Le problème n’est pas l’indépendance
de la justice, mais sa neutralité politique !
A qui fera t-on croire que seuls les hommes politiques de droite seraient coupables de corruption ou d’utilisation d’emplois fictifs ?
Qui peut croire que dans l’affaire Fillon, le Parquet financier s’est comporté de façon normale ? Jamais la justice ne fut aussi « fulgurante » ! Son incroyable réactivité aux accusations de Mediapart, n’aura eu d’égal que son immobilisme face aux soupçons concernant la déclaration de patrimoine d’Emmanuel Macron !
J’ai repris mot pour mot l’introduction d’un article écrit il y a deux ans. Un article qui présentait le livre de Maître Hervé Lehman, ancien magistrat devenu avocat, le Procès Fillon.

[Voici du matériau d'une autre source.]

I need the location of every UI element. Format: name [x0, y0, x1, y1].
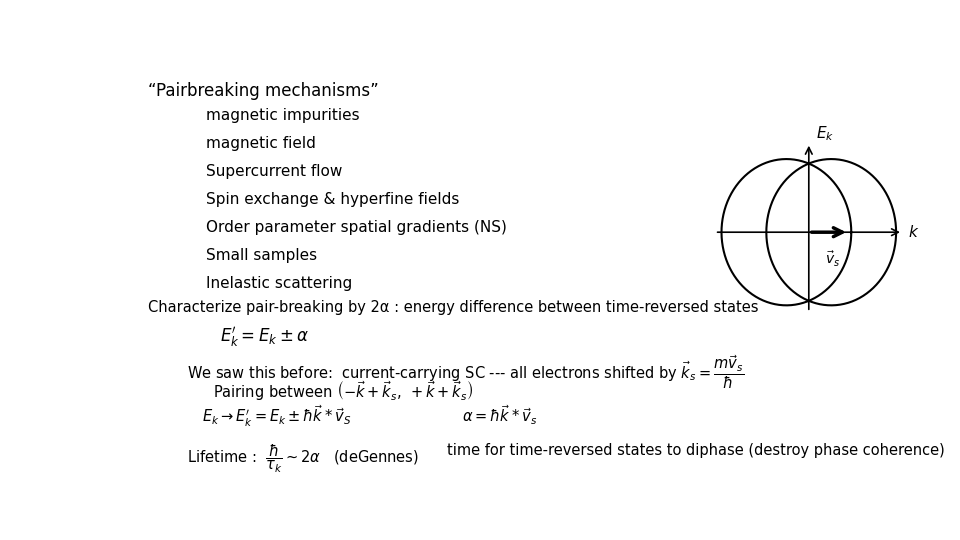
Text: Order parameter spatial gradients (NS): Order parameter spatial gradients (NS)	[205, 220, 507, 235]
Text: Supercurrent flow: Supercurrent flow	[205, 164, 342, 179]
Text: Characterize pair-breaking by 2α : energy difference between time-reversed state: Characterize pair-breaking by 2α : energ…	[148, 300, 758, 315]
Text: Inelastic scattering: Inelastic scattering	[205, 275, 351, 291]
Text: magnetic field: magnetic field	[205, 136, 316, 151]
Text: magnetic impurities: magnetic impurities	[205, 109, 359, 124]
Text: Pairing between $\left(-\vec{k} + \vec{k}_s,\;  +\vec{k} + \vec{k}_s\right)$: Pairing between $\left(-\vec{k} + \vec{k…	[213, 379, 473, 403]
Text: $E_k \rightarrow E_k^{\prime} = E_k \pm \hbar\vec{k} * \vec{v}_S$: $E_k \rightarrow E_k^{\prime} = E_k \pm …	[202, 404, 351, 429]
Text: $k$: $k$	[907, 224, 919, 240]
Text: Lifetime :  $\dfrac{\hbar}{\tau_k} \sim 2\alpha$   (deGennes): Lifetime : $\dfrac{\hbar}{\tau_k} \sim 2…	[187, 443, 419, 475]
Text: Small samples: Small samples	[205, 248, 317, 263]
Text: “Pairbreaking mechanisms”: “Pairbreaking mechanisms”	[148, 82, 379, 100]
Text: $\vec{v}_s$: $\vec{v}_s$	[826, 250, 840, 269]
Text: time for time-reversed states to diphase (destroy phase coherence): time for time-reversed states to diphase…	[447, 443, 945, 458]
Text: We saw this before:  current-carrying SC --- all electrons shifted by $\vec{k}_s: We saw this before: current-carrying SC …	[187, 354, 744, 391]
Text: $E_k^{\prime} = E_k \pm \alpha$: $E_k^{\prime} = E_k \pm \alpha$	[221, 325, 309, 349]
Text: $\alpha = \hbar\vec{k} * \vec{v}_s$: $\alpha = \hbar\vec{k} * \vec{v}_s$	[463, 404, 538, 427]
Text: Spin exchange & hyperfine fields: Spin exchange & hyperfine fields	[205, 192, 459, 207]
Text: $E_k$: $E_k$	[816, 124, 834, 143]
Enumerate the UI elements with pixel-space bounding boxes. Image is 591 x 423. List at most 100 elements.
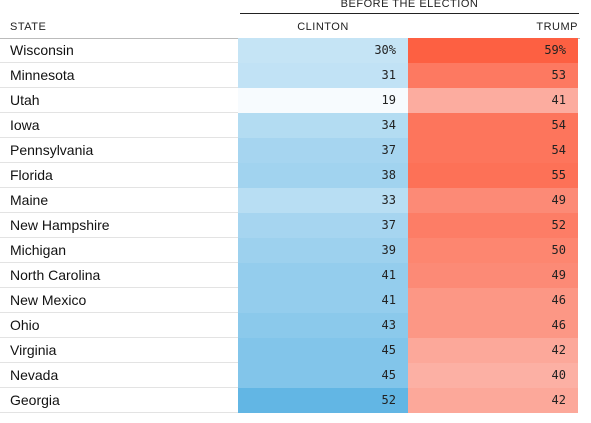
trump-cell: 54 xyxy=(408,113,578,138)
clinton-cell: 45 xyxy=(238,338,408,363)
clinton-cell: 38 xyxy=(238,163,408,188)
clinton-value: 37 xyxy=(381,218,396,232)
trump-cell: 49 xyxy=(408,188,578,213)
row-divider xyxy=(0,62,238,63)
column-group-header: BEFORE THE ELECTION xyxy=(340,0,479,10)
state-name: New Mexico xyxy=(10,292,87,308)
clinton-cell: 19 xyxy=(238,88,408,113)
trump-cell: 42 xyxy=(408,388,578,413)
trump-value: 54 xyxy=(551,143,566,157)
state-name: Pennsylvania xyxy=(10,142,94,158)
state-name: Georgia xyxy=(10,392,60,408)
table-row: New Hampshire 37 52 xyxy=(0,213,580,238)
trump-cell: 50 xyxy=(408,238,578,263)
state-name: Virginia xyxy=(10,342,57,358)
clinton-value: 43 xyxy=(381,318,396,332)
trump-cell: 46 xyxy=(408,313,578,338)
row-divider xyxy=(0,362,238,363)
row-divider xyxy=(0,162,238,163)
state-name: Minnesota xyxy=(10,67,75,83)
state-name: Florida xyxy=(10,167,53,183)
clinton-value: 30% xyxy=(374,43,396,57)
clinton-value: 19 xyxy=(381,93,396,107)
trump-column-header: TRUMP xyxy=(536,21,578,33)
clinton-cell: 41 xyxy=(238,263,408,288)
trump-cell: 59% xyxy=(408,38,578,63)
state-name: North Carolina xyxy=(10,267,101,283)
trump-cell: 53 xyxy=(408,63,578,88)
trump-cell: 55 xyxy=(408,163,578,188)
clinton-cell: 45 xyxy=(238,363,408,388)
table-row: Virginia 45 42 xyxy=(0,338,580,363)
row-divider xyxy=(0,287,238,288)
table-row: Ohio 43 46 xyxy=(0,313,580,338)
state-name: Wisconsin xyxy=(10,42,74,58)
trump-value: 42 xyxy=(551,393,566,407)
row-divider xyxy=(0,87,238,88)
trump-cell: 49 xyxy=(408,263,578,288)
trump-value: 59% xyxy=(544,43,566,57)
clinton-value: 31 xyxy=(381,68,396,82)
trump-cell: 46 xyxy=(408,288,578,313)
clinton-value: 37 xyxy=(381,143,396,157)
clinton-value: 45 xyxy=(381,368,396,382)
column-group-rule xyxy=(240,13,579,14)
clinton-cell: 34 xyxy=(238,113,408,138)
trump-value: 46 xyxy=(551,293,566,307)
state-name: Nevada xyxy=(10,367,59,383)
clinton-column-header: CLINTON xyxy=(297,21,349,33)
trump-value: 49 xyxy=(551,268,566,282)
row-divider xyxy=(0,312,238,313)
clinton-value: 38 xyxy=(381,168,396,182)
trump-value: 54 xyxy=(551,118,566,132)
clinton-cell: 33 xyxy=(238,188,408,213)
trump-value: 52 xyxy=(551,218,566,232)
trump-value: 53 xyxy=(551,68,566,82)
table-row: Nevada 45 40 xyxy=(0,363,580,388)
trump-cell: 42 xyxy=(408,338,578,363)
row-divider xyxy=(0,237,238,238)
trump-cell: 52 xyxy=(408,213,578,238)
trump-cell: 41 xyxy=(408,88,578,113)
state-name: New Hampshire xyxy=(10,217,110,233)
trump-value: 40 xyxy=(551,368,566,382)
row-divider xyxy=(0,337,238,338)
clinton-cell: 30% xyxy=(238,38,408,63)
trump-value: 46 xyxy=(551,318,566,332)
clinton-cell: 37 xyxy=(238,138,408,163)
trump-value: 55 xyxy=(551,168,566,182)
trump-cell: 40 xyxy=(408,363,578,388)
table-row: Iowa 34 54 xyxy=(0,113,580,138)
table-row: Georgia 52 42 xyxy=(0,388,580,413)
table-row: New Mexico 41 46 xyxy=(0,288,580,313)
state-name: Michigan xyxy=(10,242,67,258)
state-column-header: STATE xyxy=(10,21,47,33)
clinton-value: 52 xyxy=(381,393,396,407)
row-divider xyxy=(0,137,238,138)
row-divider xyxy=(0,412,238,413)
clinton-cell: 41 xyxy=(238,288,408,313)
clinton-value: 45 xyxy=(381,343,396,357)
state-name: Iowa xyxy=(10,117,40,133)
table-row: North Carolina 41 49 xyxy=(0,263,580,288)
table-row: Utah 19 41 xyxy=(0,88,580,113)
clinton-cell: 39 xyxy=(238,238,408,263)
trump-value: 50 xyxy=(551,243,566,257)
clinton-value: 41 xyxy=(381,293,396,307)
table-row: Maine 33 49 xyxy=(0,188,580,213)
clinton-cell: 31 xyxy=(238,63,408,88)
clinton-cell: 52 xyxy=(238,388,408,413)
clinton-value: 41 xyxy=(381,268,396,282)
clinton-value: 34 xyxy=(381,118,396,132)
clinton-cell: 37 xyxy=(238,213,408,238)
trump-cell: 54 xyxy=(408,138,578,163)
clinton-value: 33 xyxy=(381,193,396,207)
table-row: Wisconsin 30% 59% xyxy=(0,38,580,63)
table-row: Minnesota 31 53 xyxy=(0,63,580,88)
row-divider xyxy=(0,187,238,188)
row-divider xyxy=(0,112,238,113)
row-divider xyxy=(0,387,238,388)
clinton-cell: 43 xyxy=(238,313,408,338)
clinton-value: 39 xyxy=(381,243,396,257)
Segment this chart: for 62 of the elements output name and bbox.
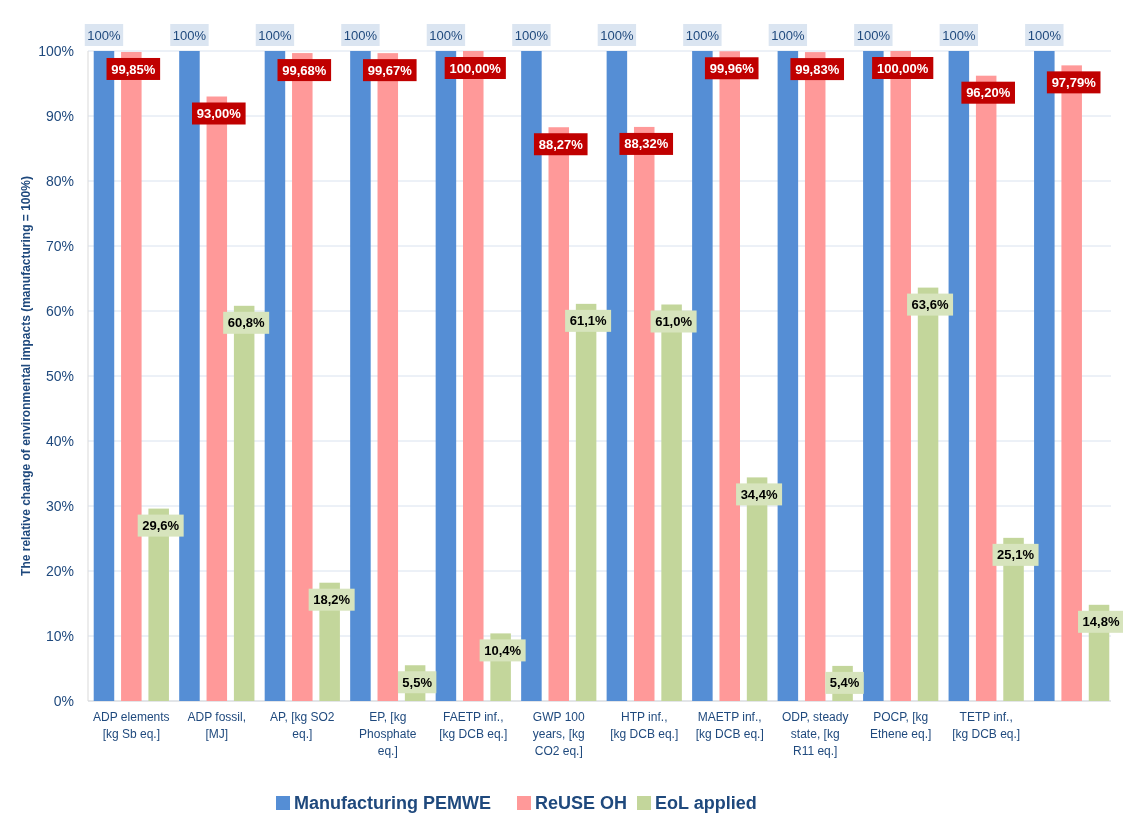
data-label: 99,96% xyxy=(709,60,755,76)
data-label: 100% xyxy=(600,27,634,43)
data-label: 29,6% xyxy=(142,518,180,534)
data-label: 100% xyxy=(429,27,463,43)
data-label: 100% xyxy=(258,27,293,43)
x-tick-label: HTP inf., [kg DCB eq.] xyxy=(610,710,679,741)
y-tick-label: 10% xyxy=(45,627,74,644)
data-label: 99,68% xyxy=(282,62,327,78)
x-tick-label: ODP, steady state, [kg R11 eq.] xyxy=(781,710,849,758)
data-label: 100% xyxy=(685,27,720,43)
x-tick-label: FAETP inf., [kg DCB eq.] xyxy=(439,710,508,741)
data-label: 100% xyxy=(942,27,976,43)
data-label: 93,00% xyxy=(196,106,242,122)
data-label: 10,4% xyxy=(484,642,522,658)
data-label: 100,00% xyxy=(877,60,929,76)
x-tick-label: AP, [kg SO2 eq.] xyxy=(270,710,335,741)
x-tick-label: MAETP inf., [kg DCB eq.] xyxy=(695,710,764,741)
y-tick-label: 0% xyxy=(53,692,74,709)
y-tick-label: 20% xyxy=(45,562,74,579)
legend-label: EoL applied xyxy=(655,793,757,814)
data-label: 100% xyxy=(343,27,378,43)
y-tick-label: 60% xyxy=(45,302,74,319)
x-tick-label: POCP, [kg Ethene eq.] xyxy=(870,710,932,741)
data-label: 5,4% xyxy=(829,675,860,691)
y-axis-title: The relative change of environmental impacts (manufacturing = 100%) xyxy=(19,176,33,576)
data-label: 100% xyxy=(856,27,891,43)
x-tick-label: EP, [kg Phosphate eq.] xyxy=(359,710,417,758)
y-tick-label: 100% xyxy=(38,42,74,59)
data-label: 18,2% xyxy=(313,592,351,608)
data-label: 88,27% xyxy=(538,136,584,152)
data-label: 100% xyxy=(771,27,805,43)
data-label: 61,1% xyxy=(569,313,607,329)
data-label: 25,1% xyxy=(997,547,1035,563)
data-label: 99,85% xyxy=(111,61,156,77)
data-label: 34,4% xyxy=(740,486,778,502)
legend-label: Manufacturing PEMWE xyxy=(294,793,491,814)
data-label: 100% xyxy=(87,27,122,43)
y-tick-label: 50% xyxy=(45,367,74,384)
data-label: 96,20% xyxy=(966,85,1011,101)
data-label: 99,83% xyxy=(795,61,840,77)
data-label: 61,0% xyxy=(655,314,693,330)
data-label: 5,5% xyxy=(402,674,433,690)
y-tick-label: 40% xyxy=(45,432,74,449)
legend-label: ReUSE OH xyxy=(535,793,628,814)
x-tick-label: ADP elements [kg Sb eq.] xyxy=(93,710,170,741)
x-tick-label: GWP 100 years, [kg CO2 eq.] xyxy=(532,710,585,758)
data-label: 97,79% xyxy=(1051,74,1097,90)
data-label: 100% xyxy=(1027,27,1062,43)
y-tick-label: 80% xyxy=(45,172,74,189)
data-label: 100% xyxy=(514,27,549,43)
data-label: 14,8% xyxy=(1082,614,1120,630)
x-tick-label: TETP inf., [kg DCB eq.] xyxy=(952,710,1021,741)
y-tick-label: 70% xyxy=(45,237,74,254)
x-tick-label: ADP fossil, [MJ] xyxy=(187,710,247,741)
data-label: 60,8% xyxy=(227,315,266,331)
data-label: 99,67% xyxy=(367,62,413,78)
data-label: 63,6% xyxy=(911,297,949,313)
data-label: 100,00% xyxy=(449,60,502,76)
y-tick-label: 30% xyxy=(45,497,74,514)
data-label: 100% xyxy=(172,27,207,43)
data-label: 88,32% xyxy=(624,136,669,152)
y-tick-label: 90% xyxy=(45,107,74,124)
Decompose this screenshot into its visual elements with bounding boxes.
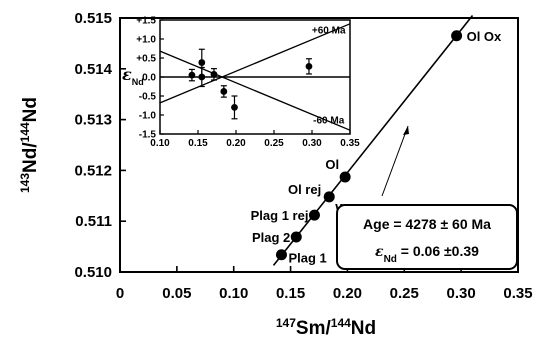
inset-x-tick-label: 0.20 — [226, 138, 246, 149]
x-axis-title-sup1: 147 — [276, 316, 296, 330]
main-data-point — [451, 30, 463, 42]
inset-y-tick-label: -1.0 — [139, 111, 157, 122]
annotation-epsilon: εNd = 0.06 ±0.39 — [375, 243, 479, 265]
isochron-line — [272, 14, 474, 266]
inset-y-axis-sub: Nd — [132, 77, 144, 87]
inset-reference-label: +60 Ma — [312, 25, 346, 36]
x-axis-title-part1: Sm/ — [296, 318, 332, 339]
annotation-arrow-head — [403, 126, 409, 135]
main-point-label: Plag 1 — [288, 251, 326, 266]
main-x-tick-label: 0.10 — [219, 285, 248, 302]
main-x-tick-label: 0.20 — [333, 285, 362, 302]
inset-x-tick-label: 0.30 — [302, 138, 322, 149]
inset-data-points — [188, 48, 313, 120]
main-point-label: Plag 2 — [252, 230, 290, 245]
main-point-label: Ol — [325, 157, 339, 172]
inset-y-axis-symbol: ε — [122, 65, 132, 84]
inset-data-point — [198, 73, 206, 81]
inset-data-point — [188, 71, 196, 79]
y-axis-title-part2: Nd — [20, 97, 41, 122]
annotation-epsilon-sub: Nd — [384, 254, 397, 265]
main-data-point — [308, 209, 320, 221]
annotation-box — [336, 204, 518, 270]
inset-data-point — [198, 59, 206, 66]
main-y-tick-label: 0.515 — [74, 10, 112, 27]
main-plot-frame — [119, 17, 519, 273]
annotation-age: Age = 4278 ± 60 Ma — [363, 216, 491, 232]
inset-data-point — [220, 88, 228, 95]
main-x-tick-label: 0.25 — [390, 285, 419, 302]
main-point-label: Plag 1 rej — [251, 208, 309, 223]
inset-y-tick-label: +0.5 — [136, 54, 156, 65]
main-y-tick-label: 0.511 — [75, 213, 112, 230]
inset-y-axis-title: εNd — [122, 65, 144, 87]
main-x-ticks: 0 0.05 0.10 0.15 0.20 0.25 0.30 0.35 — [116, 266, 533, 302]
main-x-tick-label: 0 — [116, 285, 124, 302]
y-axis-title-part1: Nd/ — [20, 142, 41, 173]
x-axis-title-part2: Nd — [351, 318, 376, 339]
x-axis-title-sup2: 144 — [331, 316, 351, 330]
main-x-tick-label: 0.30 — [447, 285, 476, 302]
main-data-point — [339, 171, 351, 183]
inset-data-point — [231, 104, 238, 111]
inset-plot: 0.10 0.15 0.20 0.25 0.30 0.35 +1.5 +1.0 +0.5 0.0… — [122, 16, 360, 150]
annotation-epsilon-value: = 0.06 ±0.39 — [397, 243, 479, 259]
main-plot: 0 0.05 0.10 0.15 0.20 0.25 0.30 0.35 0.510 0.511… — [74, 10, 532, 302]
y-axis-title: 143Nd/144Nd — [18, 97, 41, 193]
inset-x-ticks: 0.10 0.15 0.20 0.25 0.30 0.35 — [150, 130, 360, 149]
age-annotation: Age = 4278 ± 60 Ma εNd = 0.06 ±0.39 — [336, 125, 518, 270]
main-y-tick-label: 0.514 — [74, 61, 112, 78]
inset-y-tick-label: +1.0 — [136, 35, 156, 46]
main-data-point — [290, 231, 302, 243]
inset-reference-line — [159, 23, 351, 104]
main-point-label: Ol Ox — [467, 29, 502, 44]
annotation-leader-line — [381, 125, 409, 197]
main-y-tick-label: 0.513 — [74, 112, 112, 129]
x-axis-title: 147Sm/144Nd — [276, 316, 376, 339]
inset-x-tick-label: 0.10 — [150, 138, 170, 149]
inset-y-ticks: +1.5 +1.0 +0.5 0.0 -0.5 -1.0 -1.5 — [136, 16, 164, 141]
main-x-tick-label: 0.35 — [503, 285, 532, 302]
main-point-label: Ol rej — [288, 182, 321, 197]
main-data-point — [323, 191, 335, 203]
inset-x-tick-label: 0.15 — [188, 138, 208, 149]
main-y-tick-label: 0.512 — [74, 162, 112, 179]
main-data-points — [275, 30, 463, 261]
annotation-epsilon-symbol: ε — [375, 244, 384, 260]
main-y-ticks: 0.510 0.511 0.512 0.513 0.514 0.515 — [74, 10, 126, 281]
inset-y-tick-label: -0.5 — [139, 92, 157, 103]
y-axis-title-sup1: 143 — [18, 173, 32, 193]
inset-y-tick-label: -1.5 — [139, 130, 157, 141]
main-y-tick-label: 0.510 — [74, 264, 112, 281]
inset-x-tick-label: 0.35 — [340, 138, 360, 149]
inset-y-tick-label: +1.5 — [136, 16, 156, 27]
inset-reference-lines: +60 Ma -60 Ma — [159, 23, 351, 131]
inset-reference-label: -60 Ma — [313, 115, 345, 126]
inset-data-point — [305, 62, 313, 70]
inset-x-tick-label: 0.25 — [264, 138, 284, 149]
inset-data-point — [210, 70, 218, 78]
inset-reference-line — [159, 50, 351, 131]
y-axis-title-sup2: 144 — [18, 122, 32, 142]
main-x-tick-label: 0.05 — [162, 285, 191, 302]
main-data-point — [275, 249, 287, 261]
inset-y-tick-label: 0.0 — [142, 73, 156, 84]
main-x-tick-label: 0.15 — [276, 285, 305, 302]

Aujourd’hui, après avoir suivi plusieurs audiences du procès Fillon, Hervé Lehmann enfonce son clou dans cet article du FigaroVox :
Procès Fillon: « Les affaires politiques ne doivent plus
être confiées à un parquet nommé par le pouvoir »
Déplorant la brutalité des propos tenus par le vice-procureur du parquet national financier à l’ouverture du procès de François Fillon, l’ancien magistrat Hervé Lehman s’interroge sur le fonctionnement d’une justice inféodée à la Chancellerie.
C’était le premier jour du procès de François et Penelope Fillon. Les débats commençaient par deux questions prioritaires de constitutionnalité, très techniques, sur la prescription et l’application du délit de détournement de fonds publics à des parlementaires. Le vice-procureur du parquet national financier se lâche:
Sous l’Ancien Régime, le détournement de fonds public était un crime, puni de mort par pendaison.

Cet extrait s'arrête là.